Sunday, September 27, 2009

If One Could Time Travel

So I've been thinking about my life lately; where I'm at, and where I wish to be. I'm 30...no shame in telling it. In fact, I'm proud to be 30. The thing is, I'm still not married, I have no kids, and my career - what's a career - is non-existent. (I guess without a career or a husband, it's kind of a good thing I don't have kids yet.) But reality is setting in: almost everyone I know is married with kids, and I'm the one loner, off in the corner somewhere, watching life pass me by. I feel like a wall flower, afraid to get up and dance. Only, I'm not afarid. I just haven't heard a tune worthy of taking to the floor for. Which kind of makes me wonder if I've sat in a daze just out of range of the music, and missed my song, or if life's DJ needs to be replaced. Either way, I'm tired of my situation.

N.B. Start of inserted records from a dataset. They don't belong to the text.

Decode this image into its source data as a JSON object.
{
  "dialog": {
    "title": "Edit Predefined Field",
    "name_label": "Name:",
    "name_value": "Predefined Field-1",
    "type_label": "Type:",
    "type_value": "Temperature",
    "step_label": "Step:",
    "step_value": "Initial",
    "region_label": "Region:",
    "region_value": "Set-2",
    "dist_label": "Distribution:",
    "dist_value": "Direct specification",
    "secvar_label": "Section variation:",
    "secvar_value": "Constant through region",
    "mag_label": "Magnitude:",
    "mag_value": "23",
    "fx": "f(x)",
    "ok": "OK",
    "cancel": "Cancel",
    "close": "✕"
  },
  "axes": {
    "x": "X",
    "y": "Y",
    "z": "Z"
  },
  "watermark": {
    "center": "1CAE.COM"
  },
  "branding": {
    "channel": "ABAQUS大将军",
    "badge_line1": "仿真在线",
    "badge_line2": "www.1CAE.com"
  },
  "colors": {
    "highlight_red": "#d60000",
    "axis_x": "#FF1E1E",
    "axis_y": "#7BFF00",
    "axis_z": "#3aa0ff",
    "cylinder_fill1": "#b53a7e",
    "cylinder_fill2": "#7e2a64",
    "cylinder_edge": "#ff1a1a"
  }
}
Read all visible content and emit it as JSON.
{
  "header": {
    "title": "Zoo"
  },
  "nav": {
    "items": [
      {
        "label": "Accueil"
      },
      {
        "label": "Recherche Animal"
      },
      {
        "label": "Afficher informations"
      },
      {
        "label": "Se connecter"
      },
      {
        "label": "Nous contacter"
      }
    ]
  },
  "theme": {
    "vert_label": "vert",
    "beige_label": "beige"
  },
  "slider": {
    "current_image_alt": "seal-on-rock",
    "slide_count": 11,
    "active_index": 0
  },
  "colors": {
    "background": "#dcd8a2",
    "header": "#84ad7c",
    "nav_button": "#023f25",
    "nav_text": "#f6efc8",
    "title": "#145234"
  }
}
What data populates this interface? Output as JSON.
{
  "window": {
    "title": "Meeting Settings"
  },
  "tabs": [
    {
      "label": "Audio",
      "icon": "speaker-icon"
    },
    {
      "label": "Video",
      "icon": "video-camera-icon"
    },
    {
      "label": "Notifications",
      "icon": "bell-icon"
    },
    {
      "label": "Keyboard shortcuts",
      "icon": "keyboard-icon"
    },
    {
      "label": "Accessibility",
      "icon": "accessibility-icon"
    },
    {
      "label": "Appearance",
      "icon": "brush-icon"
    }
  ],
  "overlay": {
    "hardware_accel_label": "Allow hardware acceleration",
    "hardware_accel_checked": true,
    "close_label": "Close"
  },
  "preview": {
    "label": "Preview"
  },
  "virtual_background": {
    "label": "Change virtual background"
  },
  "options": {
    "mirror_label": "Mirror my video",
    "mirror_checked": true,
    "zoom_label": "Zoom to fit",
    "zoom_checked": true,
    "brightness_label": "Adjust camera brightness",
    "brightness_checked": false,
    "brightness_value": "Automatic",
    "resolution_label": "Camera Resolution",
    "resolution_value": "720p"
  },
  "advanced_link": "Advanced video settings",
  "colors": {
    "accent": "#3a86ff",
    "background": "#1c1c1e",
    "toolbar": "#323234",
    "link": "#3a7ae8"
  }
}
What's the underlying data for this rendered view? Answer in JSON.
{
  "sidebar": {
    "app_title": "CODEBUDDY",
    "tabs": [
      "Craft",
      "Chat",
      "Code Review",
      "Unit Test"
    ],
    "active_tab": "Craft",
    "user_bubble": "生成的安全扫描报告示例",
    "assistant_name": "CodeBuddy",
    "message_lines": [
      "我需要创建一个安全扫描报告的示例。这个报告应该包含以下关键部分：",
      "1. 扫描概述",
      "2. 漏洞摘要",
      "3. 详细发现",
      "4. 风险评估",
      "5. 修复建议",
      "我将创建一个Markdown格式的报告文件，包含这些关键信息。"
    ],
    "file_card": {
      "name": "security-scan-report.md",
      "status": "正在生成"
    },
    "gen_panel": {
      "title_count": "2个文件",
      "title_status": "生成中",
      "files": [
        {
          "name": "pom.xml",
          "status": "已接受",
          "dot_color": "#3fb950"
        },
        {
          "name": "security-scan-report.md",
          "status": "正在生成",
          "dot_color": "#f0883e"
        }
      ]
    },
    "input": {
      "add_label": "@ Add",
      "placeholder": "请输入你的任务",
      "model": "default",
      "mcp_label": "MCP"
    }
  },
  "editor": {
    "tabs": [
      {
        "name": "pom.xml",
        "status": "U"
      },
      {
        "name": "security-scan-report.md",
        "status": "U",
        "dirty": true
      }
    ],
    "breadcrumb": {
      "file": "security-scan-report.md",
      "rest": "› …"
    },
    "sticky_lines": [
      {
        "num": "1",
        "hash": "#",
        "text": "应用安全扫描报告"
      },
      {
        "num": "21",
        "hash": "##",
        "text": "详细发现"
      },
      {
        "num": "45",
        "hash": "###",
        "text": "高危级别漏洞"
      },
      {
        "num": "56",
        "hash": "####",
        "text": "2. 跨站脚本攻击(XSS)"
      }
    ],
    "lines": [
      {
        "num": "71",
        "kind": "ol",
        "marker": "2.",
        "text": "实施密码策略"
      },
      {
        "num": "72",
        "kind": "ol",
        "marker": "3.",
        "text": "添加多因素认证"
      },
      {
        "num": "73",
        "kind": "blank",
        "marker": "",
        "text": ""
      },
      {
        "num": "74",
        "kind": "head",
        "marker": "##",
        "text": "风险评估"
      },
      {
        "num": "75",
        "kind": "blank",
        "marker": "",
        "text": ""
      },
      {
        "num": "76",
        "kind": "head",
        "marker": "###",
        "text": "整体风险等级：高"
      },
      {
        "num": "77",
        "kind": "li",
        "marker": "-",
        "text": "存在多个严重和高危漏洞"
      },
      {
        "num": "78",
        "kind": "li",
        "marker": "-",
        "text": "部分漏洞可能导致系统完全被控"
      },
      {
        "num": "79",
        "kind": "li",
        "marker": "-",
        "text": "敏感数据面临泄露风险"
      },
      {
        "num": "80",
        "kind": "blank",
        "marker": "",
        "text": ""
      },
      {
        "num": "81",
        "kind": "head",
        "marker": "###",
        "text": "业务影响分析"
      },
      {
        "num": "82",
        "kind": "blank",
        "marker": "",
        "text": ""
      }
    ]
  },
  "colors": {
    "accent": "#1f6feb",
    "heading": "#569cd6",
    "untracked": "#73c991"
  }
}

I'm in love with a wonderful man. I'd give anything, any possession I own - or ever will own, to become his wife. So what's the hang up? Life! That's right, life itself is the hang up. Marcelo and I live in two differing countries now, with two differing backgrounds, two differing lifestyles, two differing...are we too different to make it work? The way in which we communicate differes too. We can't seem to openly talk to one another and ever just "get it." He feels I don't understand him, and I feel he's not listening to me. Oh, he hears me, but he's not listening. Everything I say passes through some distorted vortex of negativity. I can praise him, and he still only hears me chewing him out. I'm sure it's my own fault to a degree. We started out rocky - what relationship that finds its begun just in time to turn long-distance, doesn't go through a rocky slope? Yet we've managed to weather the storm by the grace of G0d. And it is this grace that lets me know he's the one for me. If G0d had not set things up for us, we never would have even met. Now this same World Creator is credited not only as the foundation from which we build upon, but the very nail, glue, and sealant that holds us together. So why can't we get it together?

One might ask, "What does this have to do with time travel?" Oh, plenty. If I could travel in time, either forward or backward, my purpose for doing so would be for this man! If I could travel back, into my past, there would be many people I would love to see. I would love to sit and visit with my grandfather(s) - one I never met, and one who passed away over 20 years ago. I would meet an uncle - my mother's older brother - who passed away some years before I was born. I would visit with old friends, and enjoy reliving childhood memories. But above all, I would take in each moment I've spent with Marcelo, catalog every word, chronicle each time he left me breathless. He's precious to me; literally my golden moment. If I could go back in time, I would save everything of him I so value, and erase every unkind word ever spoken toward him. Life is too short to live it so far away from him. I need him in my life, and I would make sure he understood that most of all.

If I could travel forward in time, my purpose would be for this man! It's not so much that I need to know the outcome of life. I simply want to know how to prolong our lives together; elongate health and happiness for us both. (Don't we all wish we could do that for the ones we love?) If I could travel forward in time, I would discover all our pitfalls, great and small, and devise a plan to best avoid them. (Think of all the trouble I could save us from.) But in the end, when it's my time to go, I can only hope I leave this world with him. After all, if he lives to be 120, I'll tell G0d 114 is old enough for me. Why would I want to live a day without him in my life?